Qué hermosa la vida cuando con elegancia declinamos la ofensa lanzada con maña e ironía, y sonreímos con indulgencia ante la maldad y la envidia, perdonando nuestras miserias y abrazando nuestras grandezas sin fanfarria ni falsa elocuencia, pues al fin comprendimos que no necesitamos ser seres perfectos, nuestra edad nos libera de esa quimera y los años ya vividos nos permiten conocer nuestras debilidades y nuestros defectos, aceptarnos tal y como somos con mayor indulgencia derogándonos el derecho a seguir equivocándonos pues no nacemos con un manual de instrucciones bajo el brazo y solo la vida nos va convirtiendo de alumnos a maestros, es por ello que ni siquiera tenemos que responder a las expectativas que los otros tienen sobre nosotras, simplemente debemos vibrar con cada minuto que nos permite ser consientes de nuestra maravillosa existencia, incluso, señoras, podemos darnos el lujo de mirarnos cada mañana al espejo y aceptar esa pata de gallina que dibuja nuestros ojos o aquella cana rebelde que se empeña en recordarnos el paso del tiempo que luego camuflajeamos con alegre coqueteria.

Que sabio el tiempo que nos permite  llegar al convencimiento de que no es preciso correr tras los sueños, pues cuando dejamos de hacerlo ellos vienen por si solos a nuestras vidas.

Que plenitud haber logrado aprender a disfrutar del silencio y ser amigas de la soledad a la que consideramos una cómplice de nuestros mejores pensamientos, que alivio el hecho de poder volver la vista atrás y dejar a nuestra espalda ese pasado cargado de recuerdos sin la vana pretensión de querer ser jovenes todo el tiempo.

Que maravilloso resulta  madurar al comprender lo corta que es la vida y que dificil  el oficio de vivirla cuando siempre hay tantas cosas por hacer, tantos lugares por recorrer y acontecimientos en los que quisiéramos estar presentes, por eso hemos aprendido a rechazar con elegancia a las personas negativas, a las que roban el aliento, las que son anclas en lugar de alas pues  simplemente son ladrones de nuestro tiempo, ese que nos enseño a enfrentar las dificultades de frente y resolver nuestros problemas con inteligencia y a la mayor brevedad para que no se hagan eternos.

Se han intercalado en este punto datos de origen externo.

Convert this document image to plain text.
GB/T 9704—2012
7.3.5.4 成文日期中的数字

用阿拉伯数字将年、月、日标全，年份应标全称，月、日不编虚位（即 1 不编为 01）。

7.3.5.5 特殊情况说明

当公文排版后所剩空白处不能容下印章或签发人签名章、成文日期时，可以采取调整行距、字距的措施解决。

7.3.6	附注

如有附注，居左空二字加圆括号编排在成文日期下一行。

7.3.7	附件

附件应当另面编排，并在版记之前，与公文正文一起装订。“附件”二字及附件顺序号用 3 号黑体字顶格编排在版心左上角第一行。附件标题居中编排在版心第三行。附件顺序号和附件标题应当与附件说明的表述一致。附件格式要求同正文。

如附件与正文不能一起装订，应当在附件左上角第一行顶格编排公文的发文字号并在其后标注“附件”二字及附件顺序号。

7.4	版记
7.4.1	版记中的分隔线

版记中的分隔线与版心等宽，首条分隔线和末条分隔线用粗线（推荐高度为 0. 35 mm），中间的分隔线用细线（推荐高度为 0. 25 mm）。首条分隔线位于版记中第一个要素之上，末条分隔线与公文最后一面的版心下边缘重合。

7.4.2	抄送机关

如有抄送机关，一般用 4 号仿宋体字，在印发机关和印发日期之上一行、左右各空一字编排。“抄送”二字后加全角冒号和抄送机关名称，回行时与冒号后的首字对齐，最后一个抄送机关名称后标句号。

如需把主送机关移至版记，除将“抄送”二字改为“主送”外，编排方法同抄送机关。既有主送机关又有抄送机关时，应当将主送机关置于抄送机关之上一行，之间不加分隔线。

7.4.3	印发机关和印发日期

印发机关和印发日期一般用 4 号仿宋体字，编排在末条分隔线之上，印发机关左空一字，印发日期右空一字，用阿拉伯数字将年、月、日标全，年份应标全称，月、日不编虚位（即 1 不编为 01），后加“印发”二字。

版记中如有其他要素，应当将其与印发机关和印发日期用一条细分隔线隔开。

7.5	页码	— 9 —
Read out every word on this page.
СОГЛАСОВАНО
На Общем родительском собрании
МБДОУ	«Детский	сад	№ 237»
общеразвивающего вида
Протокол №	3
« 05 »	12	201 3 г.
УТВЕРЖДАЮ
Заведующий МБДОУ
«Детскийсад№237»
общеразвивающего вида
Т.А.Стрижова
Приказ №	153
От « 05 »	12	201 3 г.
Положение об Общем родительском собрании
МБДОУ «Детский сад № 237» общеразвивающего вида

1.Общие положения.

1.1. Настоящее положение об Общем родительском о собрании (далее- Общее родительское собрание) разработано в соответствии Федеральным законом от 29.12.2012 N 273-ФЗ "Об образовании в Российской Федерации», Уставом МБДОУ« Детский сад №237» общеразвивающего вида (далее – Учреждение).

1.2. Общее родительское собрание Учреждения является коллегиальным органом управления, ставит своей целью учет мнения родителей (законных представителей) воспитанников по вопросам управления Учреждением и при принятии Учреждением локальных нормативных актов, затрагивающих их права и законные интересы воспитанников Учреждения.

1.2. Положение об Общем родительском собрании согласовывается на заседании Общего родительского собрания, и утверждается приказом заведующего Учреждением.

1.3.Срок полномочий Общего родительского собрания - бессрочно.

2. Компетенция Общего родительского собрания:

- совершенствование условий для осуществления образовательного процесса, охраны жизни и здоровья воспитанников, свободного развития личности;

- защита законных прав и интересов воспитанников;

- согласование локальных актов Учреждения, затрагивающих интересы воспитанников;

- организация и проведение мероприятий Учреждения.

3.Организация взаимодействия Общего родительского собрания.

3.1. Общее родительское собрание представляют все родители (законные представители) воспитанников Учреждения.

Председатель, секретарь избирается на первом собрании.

Que felicidad  haber alcanzado esta década donde no nos importa acaparar nada ni a nadie, pues al igual que el mar, la brisa y el sol, recibimos todo con los brazos abiertos pues ya sabemos que al igual que el agua si los cerramos nos quedamos sin nada, así dejamos partir a los hijos y a los amigos, a los amores de paso y a los cariños eternos sabiendo que somos ese puerto de donde se sale y donde se puede volver si se regresa.

Que gozo nos brinda  liberarnos de tantas manías y convencernos de que la felicidad esta aquí, en este instante que podemos acomodar a nuestro antojo llenándolo de paz y armonía. Solamente asi sabremos lo hermosa que es nuestra existencia.

Feliz 2010 señoras convencidas y orgullosas de sus días.